Which made us wonder--what do chefs send their kids off to school with? With visions of crustless prosciutto-and-fig sandwiches in our heads, we peeked inside the brown bags that local chefs pack for their kids.
A typical lunch for Harrison Gray might be a peanut-butter-and-jelly sandwich made with sugar-free Welch's grape jelly on honey whole-wheat bread, or a grilled peanut-butter-and-cream-cheese quesadilla; carrot sticks with peanut butter; Smartfood popcorn; Nutter Butter cookies; and a minibottle of water.
Chef Cathal Armstrong and wife Meshelle, who own Restaurant Eve in Alexandria, send six-year-old Eve off to first grade with an Irish bacon sandwich with cheddar cheese, lettuce, and homemade mustard; strawberries tossed with yogurt, lemon zest, and sugar; Cadbury milk-chocolate buttons from Ireland; and milk.
Chef Robert Wiedmaier of Marcel's in DC's West End found a creative solution to his six-year-old son Marcel's Lunchables envy. He fills a plastic box segmented with dividers from the Container Store with pepper-jack cheese, crackers, and fruit. Marcel might also get a frozen peanut-butter-and-jelly sandwich that thaws by lunchtime, Whole Foods applesauce tubes, and a Clif or Luna energy bar.
In Bethesda, Jaleo executive chef JohnPaul Damato says that classmates try to buy the lunches he and his wife pack for son Tyler, 14, and daughter Parker, 9. Favorites include pasta salad; cured sausages, cheeses, olives, carrots, and cucumbers; melon and berries in summer or apples and bananas in winter; and Santa Cruz organic lemonade juice boxes.
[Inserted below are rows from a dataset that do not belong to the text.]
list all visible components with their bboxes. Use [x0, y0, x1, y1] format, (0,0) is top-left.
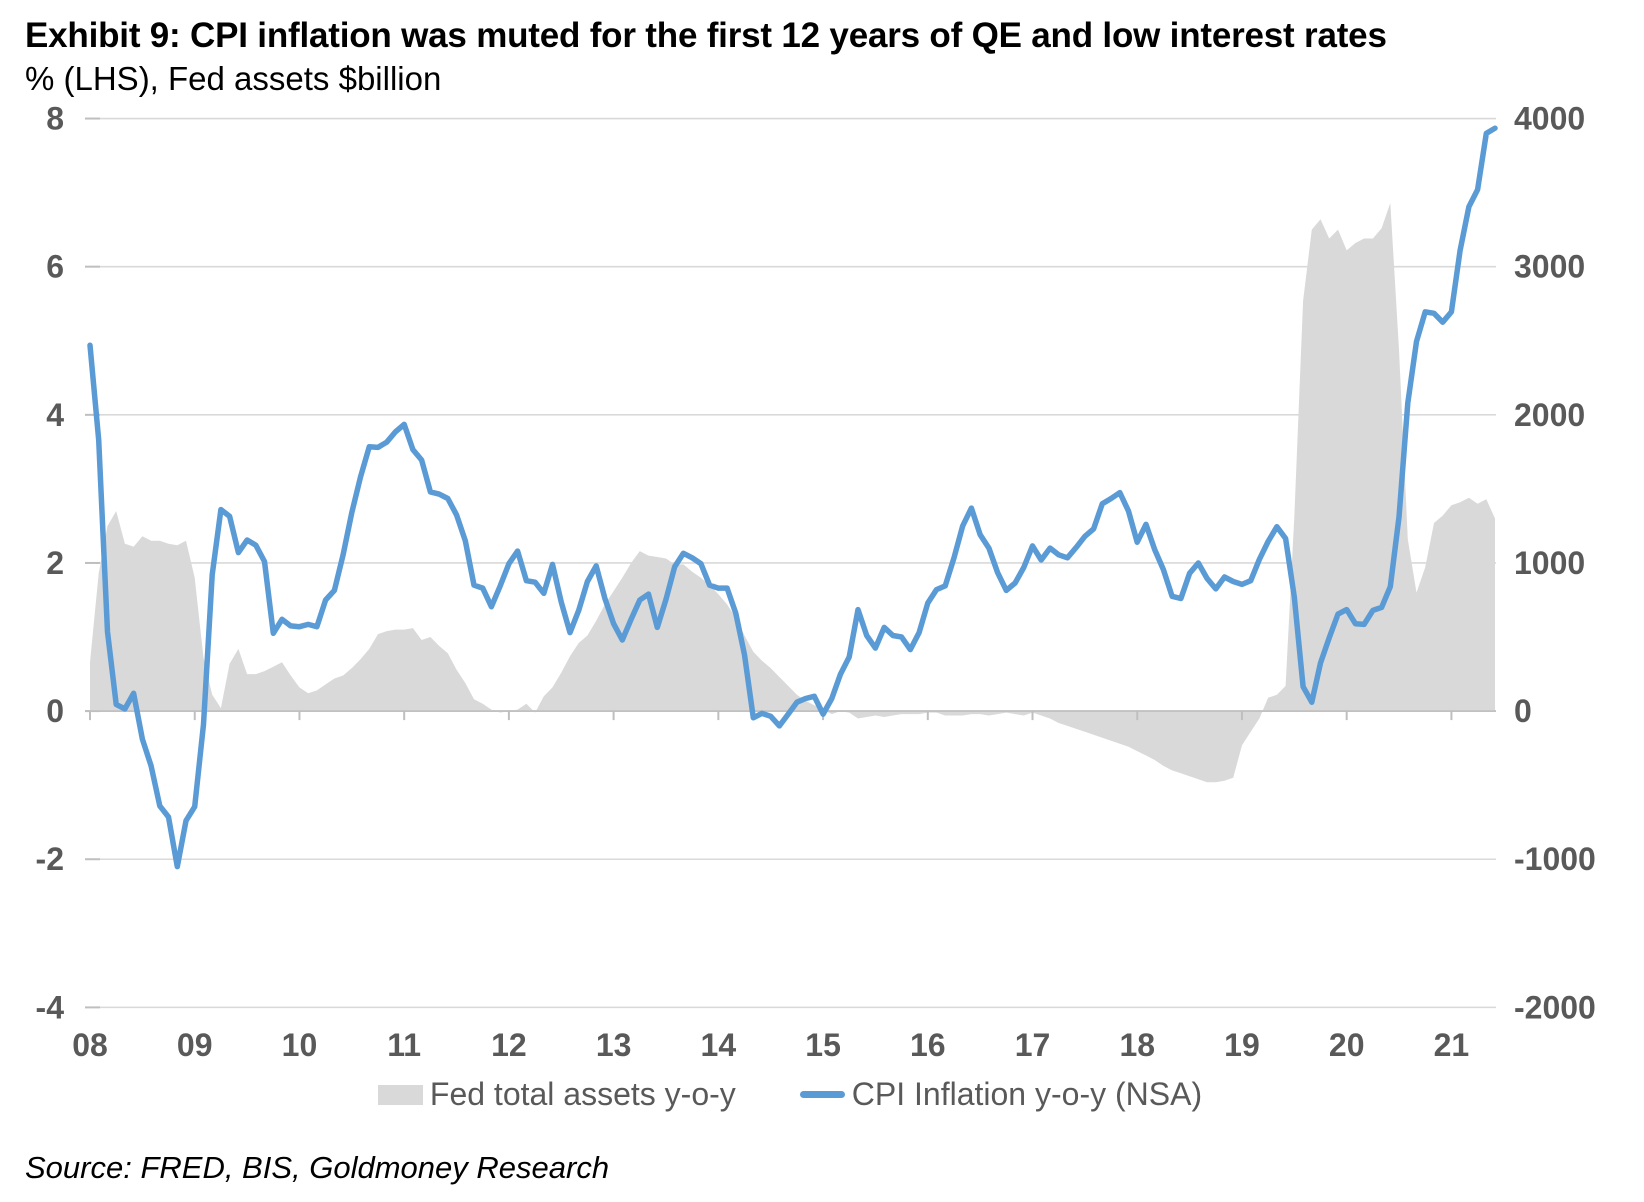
axis-units-subtitle: % (LHS), Fed assets $billion [25, 60, 442, 97]
legend-item-fed-assets: Fed total assets y-o-y [377, 1076, 736, 1113]
left-axis-tick-label: 0 [46, 693, 64, 729]
legend-label-fed-assets: Fed total assets y-o-y [429, 1076, 736, 1112]
area-swatch-icon [377, 1084, 423, 1105]
left-axis-tick-label: -2 [36, 841, 64, 877]
cpi-line [87, 125, 1498, 870]
x-axis-labels: 08 09 10 11 12 13 14 15 16 17 18 19 20 21 [72, 1027, 1469, 1063]
right-axis-tick-label: 3000 [1514, 249, 1585, 285]
right-axis-tick-label: -1000 [1514, 841, 1596, 877]
line-swatch-icon [799, 1091, 845, 1098]
right-axis-labels: 4000 3000 2000 1000 0 -1000 -2000 [1514, 101, 1596, 1026]
x-axis-tick-label: 15 [805, 1027, 841, 1063]
left-axis-tick-label: 2 [46, 545, 64, 581]
legend: Fed total assets y-o-y CPI Inflation y-o… [0, 1076, 1580, 1113]
legend-item-cpi: CPI Inflation y-o-y (NSA) [799, 1076, 1203, 1113]
right-axis-tick-label: 4000 [1514, 101, 1585, 137]
left-axis-tick-label: 8 [46, 101, 64, 137]
x-axis-tick-label: 18 [1119, 1027, 1155, 1063]
x-axis-tick-label: 13 [596, 1027, 632, 1063]
source-note: Source: FRED, BIS, Goldmoney Research [25, 1150, 610, 1185]
x-axis-tick-label: 08 [72, 1027, 108, 1063]
x-axis-tick-label: 14 [701, 1027, 737, 1063]
right-axis-tick-label: 1000 [1514, 545, 1585, 581]
fed-assets-area [90, 203, 1495, 783]
x-axis-tick-label: 17 [1015, 1027, 1051, 1063]
right-axis-tick-label: 2000 [1514, 397, 1585, 433]
left-axis-tick-label: 6 [46, 249, 64, 285]
right-axis-tick-label: -2000 [1514, 989, 1596, 1025]
x-axis-tick-label: 20 [1329, 1027, 1365, 1063]
x-axis-tick-label: 21 [1434, 1027, 1470, 1063]
legend-label-cpi: CPI Inflation y-o-y (NSA) [851, 1076, 1203, 1112]
left-axis-tick-label: -4 [36, 989, 65, 1025]
x-axis-tick-label: 10 [282, 1027, 318, 1063]
x-axis-tick-label: 12 [491, 1027, 527, 1063]
chart-title: Exhibit 9: CPI inflation was muted for t… [25, 16, 1387, 55]
x-axis-tick-label: 16 [910, 1027, 946, 1063]
x-axis-tick-label: 11 [387, 1027, 421, 1063]
x-axis-tick-label: 19 [1224, 1027, 1260, 1063]
x-axis-tick-label: 09 [177, 1027, 213, 1063]
left-axis-tick-label: 4 [46, 397, 64, 433]
left-axis-labels: 8 6 4 2 0 -2 -4 [36, 101, 65, 1026]
gridlines [85, 117, 1496, 1009]
right-axis-tick-label: 0 [1514, 693, 1532, 729]
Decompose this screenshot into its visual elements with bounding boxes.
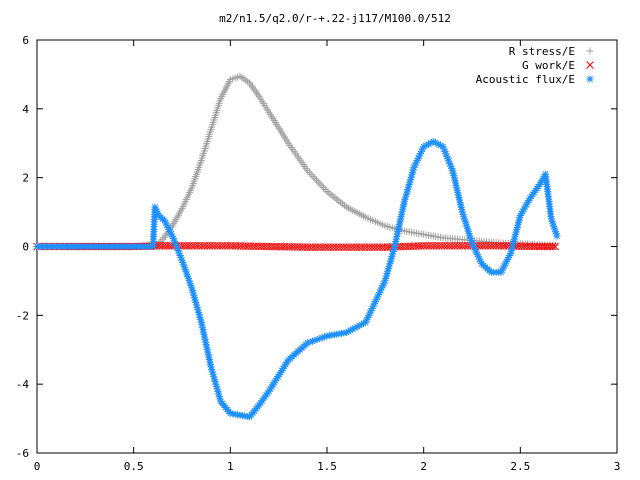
x-tick-label: 0.5 <box>124 460 144 473</box>
legend-label: Acoustic flux/E <box>476 73 575 86</box>
x-tick-label: 2.5 <box>510 460 530 473</box>
y-tick-label: 2 <box>22 172 29 185</box>
y-tick-label: -4 <box>16 378 30 391</box>
x-tick-label: 1 <box>227 460 234 473</box>
data-point <box>551 242 559 251</box>
data-point <box>177 254 185 262</box>
data-point <box>548 242 557 251</box>
series-2 <box>33 138 561 421</box>
legend-label: R stress/E <box>509 45 575 58</box>
x-tick-label: 3 <box>614 460 621 473</box>
data-point <box>551 241 559 249</box>
y-tick-label: 6 <box>22 34 29 47</box>
axis-ticks: 0 0.5 1 1.5 2 2.5 3 6 4 2 0 -2 -4 -6 <box>16 34 621 473</box>
plot-series <box>33 72 561 421</box>
y-tick-label: 0 <box>22 241 29 254</box>
data-point <box>427 139 435 147</box>
data-point <box>172 242 180 250</box>
legend-label: G work/E <box>522 59 575 72</box>
data-point <box>384 267 392 275</box>
x-tick-label: 0 <box>34 460 41 473</box>
legend-marker <box>586 61 594 69</box>
y-tick-label: -2 <box>16 309 29 322</box>
data-point <box>182 268 190 276</box>
data-point <box>553 232 561 240</box>
legend-marker <box>586 75 594 83</box>
x-tick-label: 1.5 <box>317 460 337 473</box>
y-tick-label: -6 <box>16 447 29 460</box>
legend-marker <box>586 47 594 55</box>
chart-title: m2/n1.5/q2.0/r-+.22-j117/M100.0/512 <box>219 12 451 25</box>
y-tick-label: 4 <box>22 103 29 116</box>
data-point <box>474 253 482 261</box>
x-tick-label: 2 <box>420 460 427 473</box>
data-point <box>385 262 393 270</box>
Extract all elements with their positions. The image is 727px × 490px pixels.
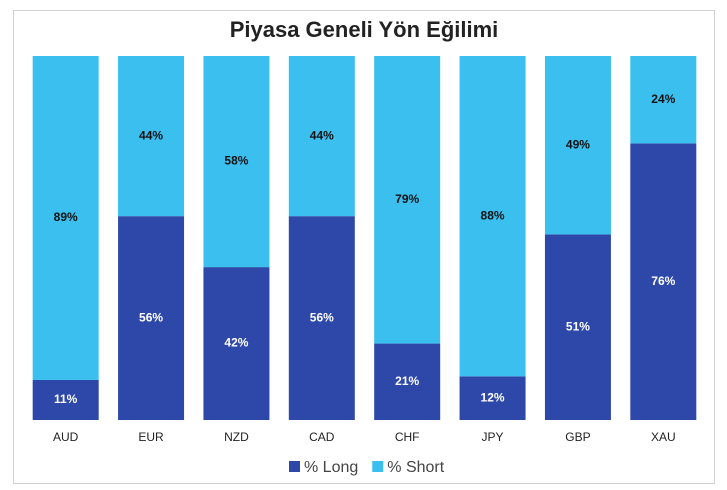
bar-segment (544, 56, 611, 235)
bar-segment (288, 216, 355, 420)
legend-swatch (372, 461, 384, 472)
bar-segment (118, 216, 185, 420)
legend-label: % Short (387, 459, 444, 476)
data-label: 12% (481, 390, 505, 404)
bar-segment (32, 56, 99, 380)
data-label: 11% (54, 392, 78, 406)
data-label: 56% (139, 310, 163, 324)
bar-segment (459, 376, 526, 420)
legend-swatch (289, 461, 300, 472)
data-label: 51% (566, 319, 590, 333)
data-label: 56% (310, 310, 334, 324)
bar-segment (32, 379, 99, 420)
x-tick-label: JPY (482, 430, 504, 444)
data-label: 79% (395, 192, 419, 206)
data-label: 49% (566, 137, 590, 151)
data-label: 89% (54, 210, 78, 224)
bar-segment (288, 56, 355, 217)
bar-segment (374, 56, 441, 344)
bar-segment (630, 143, 697, 421)
bar-segment (374, 343, 441, 420)
data-label: 88% (481, 208, 505, 222)
chart-title: Piyasa Geneli Yön Eğilimi (230, 17, 499, 42)
bar-segment (118, 56, 185, 217)
bar-segment (459, 56, 526, 377)
x-tick-label: GBP (565, 430, 590, 444)
x-tick-label: CHF (395, 430, 420, 444)
data-label: 42% (224, 336, 248, 350)
data-label: 76% (651, 274, 675, 288)
data-label: 58% (224, 154, 248, 168)
x-tick-label: NZD (224, 430, 249, 444)
bar-segment (203, 267, 270, 420)
bar-segment (203, 56, 270, 268)
data-label: 44% (139, 128, 163, 142)
x-tick-label: CAD (309, 430, 335, 444)
data-label: 24% (651, 92, 675, 106)
data-label: 21% (395, 374, 419, 388)
data-label: 44% (310, 128, 334, 142)
bar-segment (630, 56, 697, 144)
legend-label: % Long (304, 459, 358, 476)
bar-segment (544, 234, 611, 420)
x-tick-label: XAU (651, 430, 676, 444)
x-tick-label: EUR (138, 430, 164, 444)
x-tick-label: AUD (53, 430, 79, 444)
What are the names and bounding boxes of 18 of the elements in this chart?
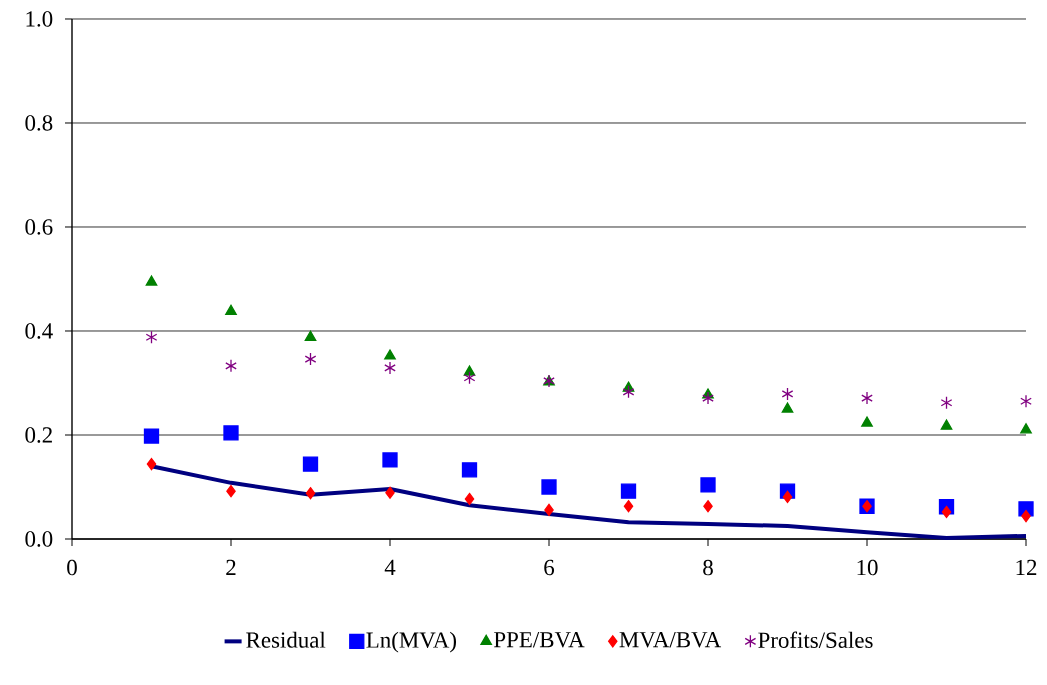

Chef Andrew Evans, who owns the Inn at Easton on the Eastern Shore with his wife, Australian expat Liz, says smoothies in a thermos are "a great way to get fruit into your kids." They pack daughters Gabby, 7, and Lilly, 3, Aussie beans-on-toast kits--toast spread with butter and vegemite with a thermos of warm baked beans; steamed Chinese barbecue-pork buns; and Minute Maid pink-lemonade juice boxes.